“You shall love the Lord your G-d with all your heart, with all your soul, and with all your might…Bind these words as a sign on your hand, and let them be a reminder between your eyes.” These three types of love of G-d (heart, soul and might) are combined when we wrap tefillin every morning before Shacharit. Placing the yad tefillin on our arms over the brachial artery is close to our hearts, while the shel rosh (head) tefillin is in proximity to our soul. The strength of G-d is felt continuously through the binding of the retzuous (straps). We experience this love both physically and spiritually. Prayer is exhilarating and powerful but it requires a high level of discipline and commitment. It is literally a mitzvah to wrap tefillin. The root of the word mitzvah means to “bind”. With each mitzvot, we strengthen our connection with G-d. Tefillin reminds us how intense this relationship is.

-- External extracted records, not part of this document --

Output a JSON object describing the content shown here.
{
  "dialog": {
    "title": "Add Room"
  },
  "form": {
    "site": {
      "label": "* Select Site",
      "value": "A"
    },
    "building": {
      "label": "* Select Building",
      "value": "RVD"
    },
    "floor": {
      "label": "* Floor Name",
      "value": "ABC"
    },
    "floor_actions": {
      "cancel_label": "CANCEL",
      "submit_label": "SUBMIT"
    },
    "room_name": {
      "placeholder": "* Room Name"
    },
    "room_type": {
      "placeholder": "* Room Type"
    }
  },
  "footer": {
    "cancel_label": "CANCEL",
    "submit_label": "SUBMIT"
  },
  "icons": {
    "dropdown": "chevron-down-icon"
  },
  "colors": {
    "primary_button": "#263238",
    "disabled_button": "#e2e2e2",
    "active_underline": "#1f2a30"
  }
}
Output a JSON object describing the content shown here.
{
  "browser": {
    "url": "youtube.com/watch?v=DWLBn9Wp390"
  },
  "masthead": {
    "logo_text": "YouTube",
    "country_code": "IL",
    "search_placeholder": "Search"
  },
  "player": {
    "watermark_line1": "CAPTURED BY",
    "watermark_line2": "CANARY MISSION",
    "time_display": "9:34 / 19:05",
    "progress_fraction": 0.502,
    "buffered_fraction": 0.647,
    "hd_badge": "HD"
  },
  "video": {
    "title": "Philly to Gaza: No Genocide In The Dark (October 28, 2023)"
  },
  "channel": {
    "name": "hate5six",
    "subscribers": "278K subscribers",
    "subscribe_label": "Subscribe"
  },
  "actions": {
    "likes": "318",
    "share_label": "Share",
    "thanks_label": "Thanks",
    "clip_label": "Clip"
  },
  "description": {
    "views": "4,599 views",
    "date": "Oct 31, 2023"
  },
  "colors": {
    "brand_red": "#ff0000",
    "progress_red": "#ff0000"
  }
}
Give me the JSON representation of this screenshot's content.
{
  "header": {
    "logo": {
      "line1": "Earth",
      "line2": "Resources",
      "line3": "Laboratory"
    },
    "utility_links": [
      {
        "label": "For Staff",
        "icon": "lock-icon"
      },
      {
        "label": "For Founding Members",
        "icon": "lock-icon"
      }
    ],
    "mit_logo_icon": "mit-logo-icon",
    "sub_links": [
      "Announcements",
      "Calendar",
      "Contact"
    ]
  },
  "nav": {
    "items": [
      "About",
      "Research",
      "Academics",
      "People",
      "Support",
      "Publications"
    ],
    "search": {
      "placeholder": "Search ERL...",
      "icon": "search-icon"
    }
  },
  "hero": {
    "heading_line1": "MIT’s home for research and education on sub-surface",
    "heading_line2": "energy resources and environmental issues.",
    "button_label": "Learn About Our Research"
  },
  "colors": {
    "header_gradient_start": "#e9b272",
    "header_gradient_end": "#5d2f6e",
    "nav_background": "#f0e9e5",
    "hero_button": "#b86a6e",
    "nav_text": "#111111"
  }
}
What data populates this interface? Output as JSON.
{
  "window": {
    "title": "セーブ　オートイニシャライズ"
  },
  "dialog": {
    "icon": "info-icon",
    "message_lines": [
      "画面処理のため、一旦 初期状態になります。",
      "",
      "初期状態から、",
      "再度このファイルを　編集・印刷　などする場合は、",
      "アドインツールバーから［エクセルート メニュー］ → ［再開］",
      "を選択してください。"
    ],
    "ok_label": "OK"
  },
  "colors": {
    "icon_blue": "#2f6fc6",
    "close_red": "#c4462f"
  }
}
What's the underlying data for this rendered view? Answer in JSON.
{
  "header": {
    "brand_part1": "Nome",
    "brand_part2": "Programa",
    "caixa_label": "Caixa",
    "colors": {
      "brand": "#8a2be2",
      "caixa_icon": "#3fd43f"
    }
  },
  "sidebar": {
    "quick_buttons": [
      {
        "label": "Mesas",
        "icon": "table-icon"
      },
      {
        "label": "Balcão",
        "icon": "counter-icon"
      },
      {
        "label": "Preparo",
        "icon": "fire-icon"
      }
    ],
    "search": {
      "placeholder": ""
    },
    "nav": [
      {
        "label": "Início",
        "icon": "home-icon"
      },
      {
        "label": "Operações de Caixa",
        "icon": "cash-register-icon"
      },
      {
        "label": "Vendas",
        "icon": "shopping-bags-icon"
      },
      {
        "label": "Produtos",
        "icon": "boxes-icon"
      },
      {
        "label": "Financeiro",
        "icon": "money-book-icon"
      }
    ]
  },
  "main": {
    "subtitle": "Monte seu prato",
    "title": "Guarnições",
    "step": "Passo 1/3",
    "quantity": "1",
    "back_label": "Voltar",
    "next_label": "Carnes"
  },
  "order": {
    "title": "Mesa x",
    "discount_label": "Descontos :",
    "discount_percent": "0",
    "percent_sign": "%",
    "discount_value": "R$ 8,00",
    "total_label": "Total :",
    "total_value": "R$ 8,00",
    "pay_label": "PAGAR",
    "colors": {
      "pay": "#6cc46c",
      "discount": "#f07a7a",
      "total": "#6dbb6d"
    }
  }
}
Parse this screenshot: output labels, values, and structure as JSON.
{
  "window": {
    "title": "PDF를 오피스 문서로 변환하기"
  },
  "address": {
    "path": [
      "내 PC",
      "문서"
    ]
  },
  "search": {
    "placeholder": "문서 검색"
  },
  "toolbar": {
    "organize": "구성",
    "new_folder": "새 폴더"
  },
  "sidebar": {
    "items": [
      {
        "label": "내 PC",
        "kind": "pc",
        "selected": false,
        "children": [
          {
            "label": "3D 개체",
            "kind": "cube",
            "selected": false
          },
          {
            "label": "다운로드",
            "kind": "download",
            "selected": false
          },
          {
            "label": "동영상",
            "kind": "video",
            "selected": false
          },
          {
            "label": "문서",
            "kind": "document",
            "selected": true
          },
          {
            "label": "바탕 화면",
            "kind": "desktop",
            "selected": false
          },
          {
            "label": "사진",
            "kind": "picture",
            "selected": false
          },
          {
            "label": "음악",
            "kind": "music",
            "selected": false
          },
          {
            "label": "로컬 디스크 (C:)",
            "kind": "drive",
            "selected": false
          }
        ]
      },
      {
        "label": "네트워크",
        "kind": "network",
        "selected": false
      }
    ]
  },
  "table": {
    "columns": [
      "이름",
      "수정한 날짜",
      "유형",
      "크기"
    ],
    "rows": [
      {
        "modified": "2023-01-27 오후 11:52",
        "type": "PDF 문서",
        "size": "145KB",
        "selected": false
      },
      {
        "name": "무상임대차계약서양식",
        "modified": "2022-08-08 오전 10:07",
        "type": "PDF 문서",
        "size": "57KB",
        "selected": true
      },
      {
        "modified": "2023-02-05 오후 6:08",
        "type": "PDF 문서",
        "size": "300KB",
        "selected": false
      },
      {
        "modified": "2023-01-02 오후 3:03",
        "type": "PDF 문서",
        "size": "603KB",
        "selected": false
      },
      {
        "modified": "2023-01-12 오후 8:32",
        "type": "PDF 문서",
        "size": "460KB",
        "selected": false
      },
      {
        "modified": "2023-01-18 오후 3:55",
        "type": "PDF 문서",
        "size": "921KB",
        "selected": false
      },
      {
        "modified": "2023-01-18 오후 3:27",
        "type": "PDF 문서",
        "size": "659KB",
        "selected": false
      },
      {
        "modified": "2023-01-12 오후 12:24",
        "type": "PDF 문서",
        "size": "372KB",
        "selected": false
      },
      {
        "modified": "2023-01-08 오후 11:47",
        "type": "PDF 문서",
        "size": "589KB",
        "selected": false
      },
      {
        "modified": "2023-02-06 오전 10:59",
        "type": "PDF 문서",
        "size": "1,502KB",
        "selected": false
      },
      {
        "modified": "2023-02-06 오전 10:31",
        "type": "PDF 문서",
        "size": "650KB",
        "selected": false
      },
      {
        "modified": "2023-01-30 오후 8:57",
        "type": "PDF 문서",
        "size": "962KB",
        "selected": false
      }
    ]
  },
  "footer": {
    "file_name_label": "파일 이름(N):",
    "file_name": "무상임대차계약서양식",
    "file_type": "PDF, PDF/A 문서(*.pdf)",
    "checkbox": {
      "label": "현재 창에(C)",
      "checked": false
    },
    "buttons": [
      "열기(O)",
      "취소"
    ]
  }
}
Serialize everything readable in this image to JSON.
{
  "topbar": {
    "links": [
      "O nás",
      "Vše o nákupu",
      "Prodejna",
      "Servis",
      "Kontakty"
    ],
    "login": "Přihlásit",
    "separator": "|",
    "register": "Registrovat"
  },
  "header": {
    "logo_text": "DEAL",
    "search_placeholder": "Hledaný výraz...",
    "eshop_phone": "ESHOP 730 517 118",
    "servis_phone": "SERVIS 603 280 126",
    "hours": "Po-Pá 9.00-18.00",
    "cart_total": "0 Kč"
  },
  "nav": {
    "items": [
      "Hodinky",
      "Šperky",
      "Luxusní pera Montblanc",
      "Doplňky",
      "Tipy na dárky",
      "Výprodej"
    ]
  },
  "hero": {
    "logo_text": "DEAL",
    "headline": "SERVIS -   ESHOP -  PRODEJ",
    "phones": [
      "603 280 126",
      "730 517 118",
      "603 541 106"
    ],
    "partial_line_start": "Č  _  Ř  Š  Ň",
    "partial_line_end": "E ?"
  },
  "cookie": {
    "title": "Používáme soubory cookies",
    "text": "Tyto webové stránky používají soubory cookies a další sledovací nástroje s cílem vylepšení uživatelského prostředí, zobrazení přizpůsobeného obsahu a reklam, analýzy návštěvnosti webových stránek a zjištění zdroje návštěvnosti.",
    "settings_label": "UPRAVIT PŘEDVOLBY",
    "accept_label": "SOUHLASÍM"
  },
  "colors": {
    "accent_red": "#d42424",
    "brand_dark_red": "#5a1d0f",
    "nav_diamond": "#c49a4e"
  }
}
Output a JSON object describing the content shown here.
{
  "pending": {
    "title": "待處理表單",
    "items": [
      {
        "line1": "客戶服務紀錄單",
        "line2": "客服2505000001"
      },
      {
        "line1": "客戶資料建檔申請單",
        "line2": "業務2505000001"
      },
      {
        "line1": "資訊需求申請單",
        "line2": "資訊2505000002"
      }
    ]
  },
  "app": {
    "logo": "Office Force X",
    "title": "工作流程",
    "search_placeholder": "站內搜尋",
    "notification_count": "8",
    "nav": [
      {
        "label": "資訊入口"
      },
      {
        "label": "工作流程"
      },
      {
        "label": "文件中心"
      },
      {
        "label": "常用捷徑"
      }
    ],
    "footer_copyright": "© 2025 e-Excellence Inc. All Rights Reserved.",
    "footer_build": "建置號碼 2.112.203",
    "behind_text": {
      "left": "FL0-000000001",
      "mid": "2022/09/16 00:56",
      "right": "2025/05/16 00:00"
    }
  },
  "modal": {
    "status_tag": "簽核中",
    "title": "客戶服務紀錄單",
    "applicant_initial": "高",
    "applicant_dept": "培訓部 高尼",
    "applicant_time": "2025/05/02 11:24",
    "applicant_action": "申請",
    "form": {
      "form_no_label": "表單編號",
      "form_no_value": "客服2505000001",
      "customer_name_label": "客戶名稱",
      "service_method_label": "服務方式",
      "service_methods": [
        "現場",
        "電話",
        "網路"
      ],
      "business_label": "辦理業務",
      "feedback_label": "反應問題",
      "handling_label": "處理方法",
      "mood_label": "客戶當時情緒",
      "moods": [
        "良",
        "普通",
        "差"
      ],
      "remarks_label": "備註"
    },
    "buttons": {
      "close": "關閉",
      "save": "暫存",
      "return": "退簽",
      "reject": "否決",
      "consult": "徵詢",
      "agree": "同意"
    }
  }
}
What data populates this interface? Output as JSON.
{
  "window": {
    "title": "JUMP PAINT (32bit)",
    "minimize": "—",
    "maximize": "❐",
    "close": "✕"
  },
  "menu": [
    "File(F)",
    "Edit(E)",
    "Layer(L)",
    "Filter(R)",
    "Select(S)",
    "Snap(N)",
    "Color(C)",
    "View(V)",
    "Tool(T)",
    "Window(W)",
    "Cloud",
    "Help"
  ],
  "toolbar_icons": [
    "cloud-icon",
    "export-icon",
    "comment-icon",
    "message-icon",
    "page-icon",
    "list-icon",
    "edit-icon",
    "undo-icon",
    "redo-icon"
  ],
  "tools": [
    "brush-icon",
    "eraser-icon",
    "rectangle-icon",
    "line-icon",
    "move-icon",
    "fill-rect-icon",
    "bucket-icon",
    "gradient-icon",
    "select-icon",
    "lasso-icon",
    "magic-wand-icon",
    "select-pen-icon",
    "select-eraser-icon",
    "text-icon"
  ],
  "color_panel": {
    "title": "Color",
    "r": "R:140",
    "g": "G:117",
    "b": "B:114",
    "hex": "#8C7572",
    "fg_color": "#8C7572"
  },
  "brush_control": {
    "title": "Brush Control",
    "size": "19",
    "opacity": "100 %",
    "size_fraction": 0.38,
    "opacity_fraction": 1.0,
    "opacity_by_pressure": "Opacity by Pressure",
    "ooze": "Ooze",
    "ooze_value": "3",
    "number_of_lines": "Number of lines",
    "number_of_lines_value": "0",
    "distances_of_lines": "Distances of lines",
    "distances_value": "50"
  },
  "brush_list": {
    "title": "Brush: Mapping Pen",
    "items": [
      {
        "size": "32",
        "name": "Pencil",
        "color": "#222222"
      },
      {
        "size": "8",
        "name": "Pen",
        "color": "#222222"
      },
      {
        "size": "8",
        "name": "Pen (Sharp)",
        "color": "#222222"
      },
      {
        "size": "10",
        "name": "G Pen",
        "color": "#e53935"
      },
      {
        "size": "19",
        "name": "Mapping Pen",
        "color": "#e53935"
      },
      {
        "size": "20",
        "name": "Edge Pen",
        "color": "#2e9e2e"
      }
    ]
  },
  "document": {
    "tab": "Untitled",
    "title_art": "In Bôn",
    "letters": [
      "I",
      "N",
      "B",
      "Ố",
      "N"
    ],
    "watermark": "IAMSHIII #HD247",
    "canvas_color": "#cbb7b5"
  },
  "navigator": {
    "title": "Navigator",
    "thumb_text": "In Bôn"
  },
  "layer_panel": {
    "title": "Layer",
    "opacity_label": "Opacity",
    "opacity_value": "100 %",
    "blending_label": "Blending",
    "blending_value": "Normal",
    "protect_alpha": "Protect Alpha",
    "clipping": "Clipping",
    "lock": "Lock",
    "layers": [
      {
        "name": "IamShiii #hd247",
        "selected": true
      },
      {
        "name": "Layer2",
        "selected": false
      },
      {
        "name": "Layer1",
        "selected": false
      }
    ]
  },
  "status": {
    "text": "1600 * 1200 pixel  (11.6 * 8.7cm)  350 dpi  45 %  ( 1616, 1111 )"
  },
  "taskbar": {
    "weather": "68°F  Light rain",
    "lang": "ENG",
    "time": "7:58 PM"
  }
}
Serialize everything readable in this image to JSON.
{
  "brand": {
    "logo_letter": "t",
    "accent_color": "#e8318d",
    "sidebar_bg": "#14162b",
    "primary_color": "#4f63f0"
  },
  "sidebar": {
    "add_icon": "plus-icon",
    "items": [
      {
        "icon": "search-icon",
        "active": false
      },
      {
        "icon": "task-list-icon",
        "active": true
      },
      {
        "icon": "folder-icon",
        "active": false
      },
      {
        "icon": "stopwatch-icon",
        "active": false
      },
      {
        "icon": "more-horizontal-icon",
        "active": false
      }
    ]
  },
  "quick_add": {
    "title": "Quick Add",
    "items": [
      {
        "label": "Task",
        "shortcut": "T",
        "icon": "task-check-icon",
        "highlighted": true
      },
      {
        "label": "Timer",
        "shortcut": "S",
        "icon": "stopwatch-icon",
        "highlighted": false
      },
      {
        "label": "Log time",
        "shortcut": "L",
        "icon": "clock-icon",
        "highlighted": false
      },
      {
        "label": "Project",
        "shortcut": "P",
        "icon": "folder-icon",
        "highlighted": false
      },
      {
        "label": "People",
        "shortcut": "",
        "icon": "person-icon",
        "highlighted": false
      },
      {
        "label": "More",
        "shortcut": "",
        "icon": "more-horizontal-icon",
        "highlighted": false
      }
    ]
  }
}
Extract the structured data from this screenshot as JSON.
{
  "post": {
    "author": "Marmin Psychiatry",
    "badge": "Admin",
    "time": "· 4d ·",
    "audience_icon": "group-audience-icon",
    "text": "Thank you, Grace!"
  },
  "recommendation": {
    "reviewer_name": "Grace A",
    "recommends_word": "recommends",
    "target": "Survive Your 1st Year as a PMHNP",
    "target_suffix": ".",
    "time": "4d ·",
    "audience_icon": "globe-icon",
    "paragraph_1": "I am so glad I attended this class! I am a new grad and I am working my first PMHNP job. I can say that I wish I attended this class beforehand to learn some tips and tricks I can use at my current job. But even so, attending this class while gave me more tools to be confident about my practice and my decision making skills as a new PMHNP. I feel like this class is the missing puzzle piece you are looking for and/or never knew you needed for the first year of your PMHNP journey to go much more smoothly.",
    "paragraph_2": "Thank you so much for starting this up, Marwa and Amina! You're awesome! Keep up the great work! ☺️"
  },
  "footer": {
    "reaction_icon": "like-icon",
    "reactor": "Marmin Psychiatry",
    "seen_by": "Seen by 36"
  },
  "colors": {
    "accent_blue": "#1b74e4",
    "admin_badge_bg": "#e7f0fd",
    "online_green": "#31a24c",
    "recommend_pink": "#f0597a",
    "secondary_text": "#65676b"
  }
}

When I started coming regularly to morning minyan over five years ago, wrapping tefillin became an integral part of my life. It never occurred to me that a simple routine would provide such pleasure. Two years ago I commissioned a Rabbi/Certified Sofer STaM to hand make a new set of tefillin. I examined dozens of parchments written by various sofers until I found the script that I loved. The battim (boxes) were custom made as well as the retzuous. I had finally found an expense that would justify using my Bar Mitzvah savings bonds which stopped earning interest after forty years. It is the most precious Bar Mitzvah gift that I could have ever imagined. I gave my original set of tefillin to my daughter Molly. I see in her eyes the pleasure she feels wrapping tefillin. Please join us while we lead Shacharit service every Sunday morning.
There are differences between the two battim. The four Parshios commanding us to wear tefillin are written on separate parchments and inserted in the partitions of the shel rosh battim. The yad battim has the Parshios written continuously on one parchment. The first two passages remind us of the Exodus from Egypt, while the second two verses are from the Shema. We are reminded daily of the miracle of freedom from slavery when the “strong hand of G-d brought us out of Egypt”. After reading the four passages in the order they appear in the Torah, our past, present and future is identified.
The three mitzvot in the Torah, which are signs of our covenant with G-d, are: Tefillin, Brit Milah, and Shabbat. This is why it is not necessary to wear tefillin on Shabbat or Yom Tov, since the holiday is itself a reminder.
The World Wide Wrap is a signature international program presented by the Federation of Jewish Men’s Clubs scheduled for Sunday, February 3rd. It is an opportunity for Jews from around the world to learn about the mitzvah of tefillin. Our morning minyan members are enthusiastically looking forward to demonstrating how to wrap tefillin and recite the Blessings. A wonderful program and breakfast will follow the morning service. I hope to wrap tefillin and daven Shacharit with you during the World Wide Wrap.